The report, "Eating Disorders Among Girls and Women in Canada," said women and girls make up about 80 per cent of those with eating disorders. Disorders like anorexia nervosa, bulimia nervosa and binge eating are "characterized by a persistent disturbance of eating or eating-related behaviour that results in the altered consumption or absorption of food and that significantly impairs physical health or psychosocial functioning."
Andrea LaMarre is a PhD student in family relations and human development at the University of Guelph and she studies young women in recovery from eating disorders. LaMarre said social media feeds are the new domain for eating disorder support groups that use hashtags like "eating disorder recovery" to find viewers.
"On Instagram you'll find hundreds of thousands of posts that you can scroll through so it seems like people are really taking to these online communities. I think maybe to find that sense of other people having been through similar experiences because I still think that people don't talk about it in real life maybe as much," she said.
LaMarre knows firsthand what it's like to suffer in silence. She developed an eating disorder when she was 15 but recovered by the time she was 20. But she said it was only in the last few years that she began to talk about it openly. Unlike those going through the recovery process now, she said she didn't have the option of turning to social media feeds for support.
LaMarre said the personal support she received from her family and friends was instrumental in her recovery, which is why she's a bit torn about the emergence of Instagram as a means of support. On the photo sharing service, many of the people documenting their recovery are posting pictures of what they're eating.
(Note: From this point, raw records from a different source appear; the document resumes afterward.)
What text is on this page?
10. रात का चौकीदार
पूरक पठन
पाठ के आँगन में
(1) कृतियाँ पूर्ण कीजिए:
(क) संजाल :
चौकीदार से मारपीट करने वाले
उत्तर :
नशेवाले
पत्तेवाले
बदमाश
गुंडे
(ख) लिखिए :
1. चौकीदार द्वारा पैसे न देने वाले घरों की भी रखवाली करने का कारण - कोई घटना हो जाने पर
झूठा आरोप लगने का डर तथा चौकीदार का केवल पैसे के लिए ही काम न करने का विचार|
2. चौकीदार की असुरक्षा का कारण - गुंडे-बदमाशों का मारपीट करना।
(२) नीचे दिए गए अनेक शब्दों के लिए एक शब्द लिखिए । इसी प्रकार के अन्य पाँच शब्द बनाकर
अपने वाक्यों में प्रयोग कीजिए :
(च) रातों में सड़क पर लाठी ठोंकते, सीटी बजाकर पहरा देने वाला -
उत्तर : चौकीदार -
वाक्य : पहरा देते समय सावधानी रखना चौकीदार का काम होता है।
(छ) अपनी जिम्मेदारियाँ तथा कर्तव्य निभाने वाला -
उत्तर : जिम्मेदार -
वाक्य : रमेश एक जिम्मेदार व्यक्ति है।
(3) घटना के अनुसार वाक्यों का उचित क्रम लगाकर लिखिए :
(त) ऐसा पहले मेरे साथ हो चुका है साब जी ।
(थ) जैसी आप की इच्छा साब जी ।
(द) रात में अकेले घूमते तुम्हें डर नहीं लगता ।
For example, someone might put up a picture of a doughnut they want to eat and are looking for support in helping them do it.
"The problem with kind of taking a picture of everything that you eat is this kind of real emphasis on the presentation of everything and making sure that everything is absolutely beautiful," she said. "And I feel like that fixation can make it a real performance that can maybe possibly obscure some of the challenges that could be going on underneath."
LaMarre said eating disorder recovery is about a lot more than just focusing on what you're eating all the time. What she'd like to see is people posting pictures that show you can overcome an eating disorder and live a happy life.
"If the hashtag 'eating disorder recovery' might be populated with pictures of people just doing things that maybe don't have anything related to food or bodies," she explained. "You know going for a walk in nature... or just something that involves just being and just living life to show people that eating disorder recovery is about a lot more than just kind of making a perfect meal."